Un sorrisetto carico di malizia si fece largo sul volto di Kenma: -In realtà ti sta tenendo d'occhio.-

×××××


-WOH!- Esclamò Bokuto, stiracchiandosi. -Che serata, eh?-

Mi aveva accompagnato sotto casa di mia madre perchè così avrebbe imparato "il percorso più breve" per entrambe le abitazioni dei miei genitori.

Annuii sforzandomi di sembrare convinto, ma la mia esitazione non sfuggì allo sguardo esaminatorio del ragazzo: -Non dovevo obbligarti a venire. Mi dispiace.-

Gli avevo detto che avrei passato la notte da solo perchè mia madre sarebbe stata a lavoro; e così ci eravamo ritrovati a parlare del più e del meno sulla soglia.

-No, figurati- lasciai cadere le mani lungo i fianchi -Alla fine mi sono divertito. E poi è stata una mia scelta, Bokuto-san.-

Koutaro si passò una mano tra i ciuffi bicolori: la luce della luna si rifletteva sui suoi capelli rendendoli quasi di una sfumatura argentata.

-Hai conosciuto Kenma, quindi. Come ti è sembrato?-

-E' un tipo a posto, suppongo.-

-Sa il fatto suo, secondo Kuroo.-

La suoneria di un telefono interruppe la nostra conversazione.

-Pronto?- Fece Bokuto, rispondendo alla chiamata.

-Come? Ma mamma! Non-...- Koutaro sbuffò contariato -Okay. Sì, okay, ho capito. Ciao.-

Mise fine alla chiamata e alzò gli occhi al cielo: -Devo tornare subito a casa. Mi dispiace.-

-Hai già fatto tanto per me- Lo rassicurai -E poi, sono abituato a passare la notte da solo.-

Bokuto storse la bocca, forse mortificato.

E poi fece una cosa che mi lasciò di stucco.

Si avvicinò con una lentezza spaventosa e allungò una mano per scostarmi un riccio nero dallla fronte: -Avevi un ciuffo fuori posto.-

Rimasi a fissarlo, pietrificato.

-Grazie per essere venuto alla partita. Mi ha fatto molto piacere.-

Il sorriso di Bokuto era così sincero che catturó quasi più luce della luna stessa.
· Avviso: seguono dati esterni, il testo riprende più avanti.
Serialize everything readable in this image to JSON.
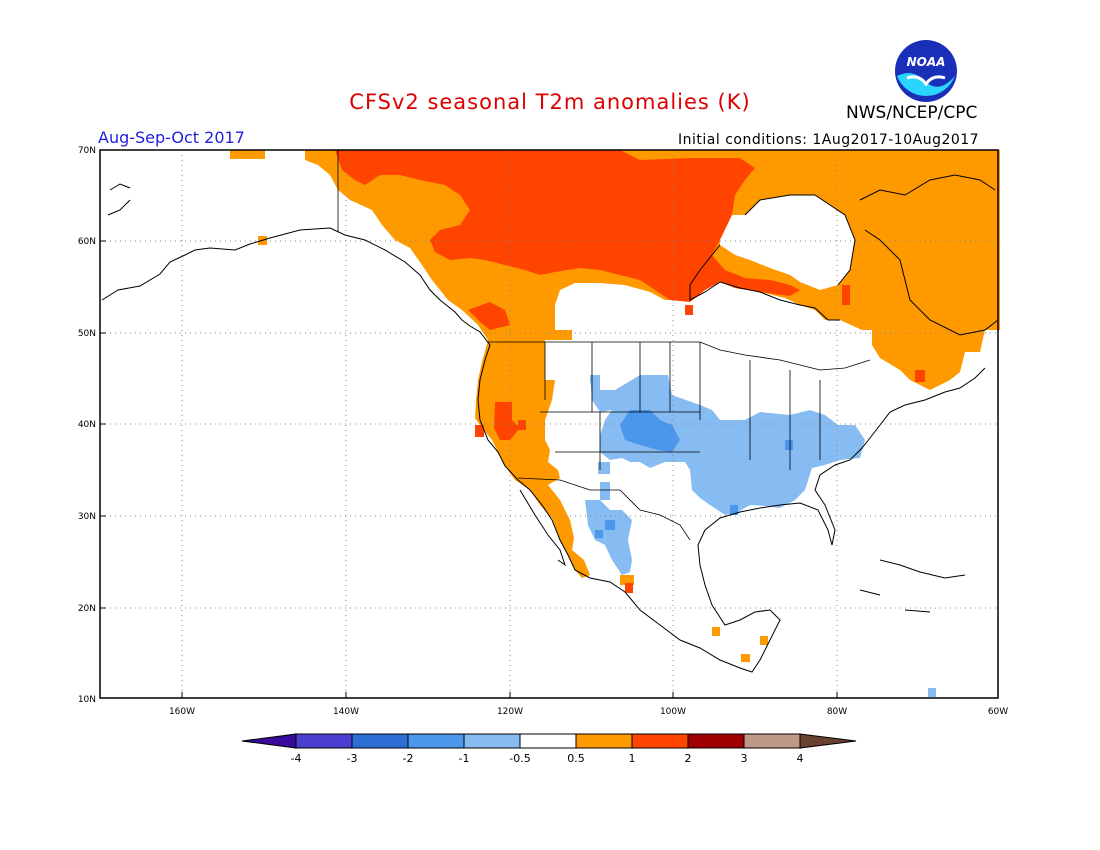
{
  "header": {
    "title": "CFSv2 seasonal T2m anomalies (K)",
    "agency": "NWS/NCEP/CPC",
    "period": "Aug-Sep-Oct 2017",
    "initial_conditions": "Initial conditions: 1Aug2017-10Aug2017",
    "logo_text": "NOAA"
  },
  "map": {
    "lon_range": [
      -172,
      -60
    ],
    "lat_range": [
      10,
      70
    ],
    "lat_ticks": [
      "10N",
      "20N",
      "30N",
      "40N",
      "50N",
      "60N",
      "70N"
    ],
    "lon_ticks": [
      "160W",
      "140W",
      "120W",
      "100W",
      "80W",
      "60W"
    ],
    "grid": true
  },
  "legend": {
    "labels": [
      "-4",
      "-3",
      "-2",
      "-1",
      "-0.5",
      "0.5",
      "1",
      "2",
      "3",
      "4"
    ],
    "colors": [
      "#3a0a9a",
      "#4a3fd0",
      "#2e6fd6",
      "#4a97ec",
      "#86bcf2",
      "#ffffff",
      "#ff9900",
      "#ff4400",
      "#a00000",
      "#c09888",
      "#6a4030"
    ]
  },
  "colors": {
    "title": "#dd0000",
    "period": "#2222dd",
    "warm_1": "#ff9900",
    "warm_2": "#ff4400",
    "cool_1": "#86bcf2",
    "cool_2": "#4a97ec"
  }
}
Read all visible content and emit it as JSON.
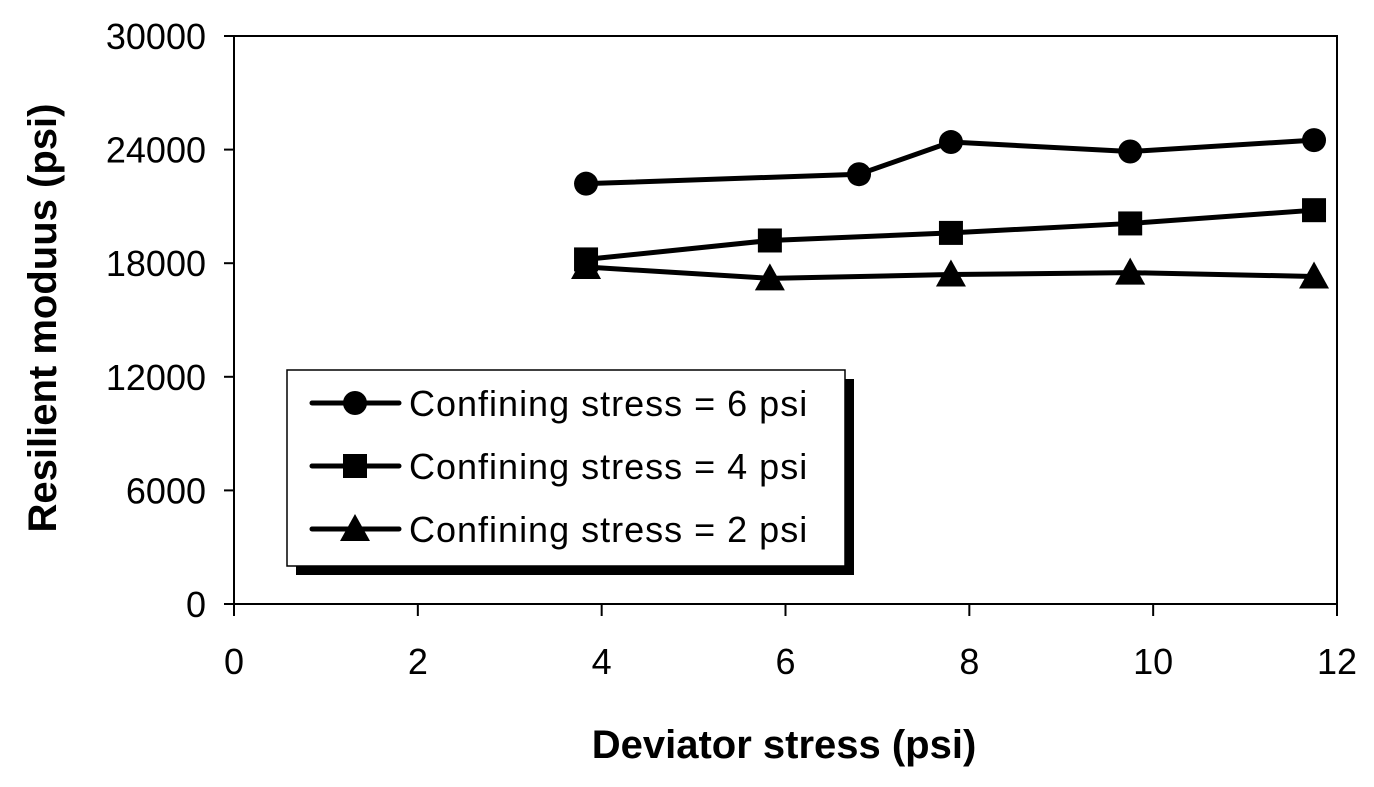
{
  "chart_data": {
    "type": "line",
    "xlabel": "Deviator stress (psi)",
    "ylabel": "Resilient moduus (psi)",
    "xlim": [
      0,
      12
    ],
    "ylim": [
      0,
      30000
    ],
    "xticks": [
      0,
      2,
      4,
      6,
      8,
      10,
      12
    ],
    "yticks": [
      0,
      6000,
      12000,
      18000,
      24000,
      30000
    ],
    "grid": false,
    "legend_position": "lower-left",
    "series": [
      {
        "name": "Confining stress = 6 psi",
        "marker": "circle",
        "x": [
          3.83,
          6.8,
          7.8,
          9.75,
          11.75
        ],
        "y": [
          22200,
          22700,
          24400,
          23900,
          24500
        ]
      },
      {
        "name": "Confining stress = 4 psi",
        "marker": "square",
        "x": [
          3.83,
          5.83,
          7.8,
          9.75,
          11.75
        ],
        "y": [
          18200,
          19200,
          19600,
          20100,
          20800
        ]
      },
      {
        "name": "Confining stress = 2 psi",
        "marker": "triangle",
        "x": [
          3.83,
          5.83,
          7.8,
          9.75,
          11.75
        ],
        "y": [
          17800,
          17200,
          17400,
          17500,
          17300
        ]
      }
    ]
  }
}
Se avessi provato a parlare, dalle mie labbra sarebbero uscite solo frasi sconnesse e prive di significato.

-Ci vediamo, Akaashi!- Mi congedò Koutaro, allontanandosi di corsa nella direzione dalla quale eravamo arrivati.

Io rimasi fisso sul posto come una statua, incapace di muovere un solo muscolo.

Ad eccezione del cuore, che mi stava martellando nel petto come se volesse saltare fuori dalla gabbia toracica.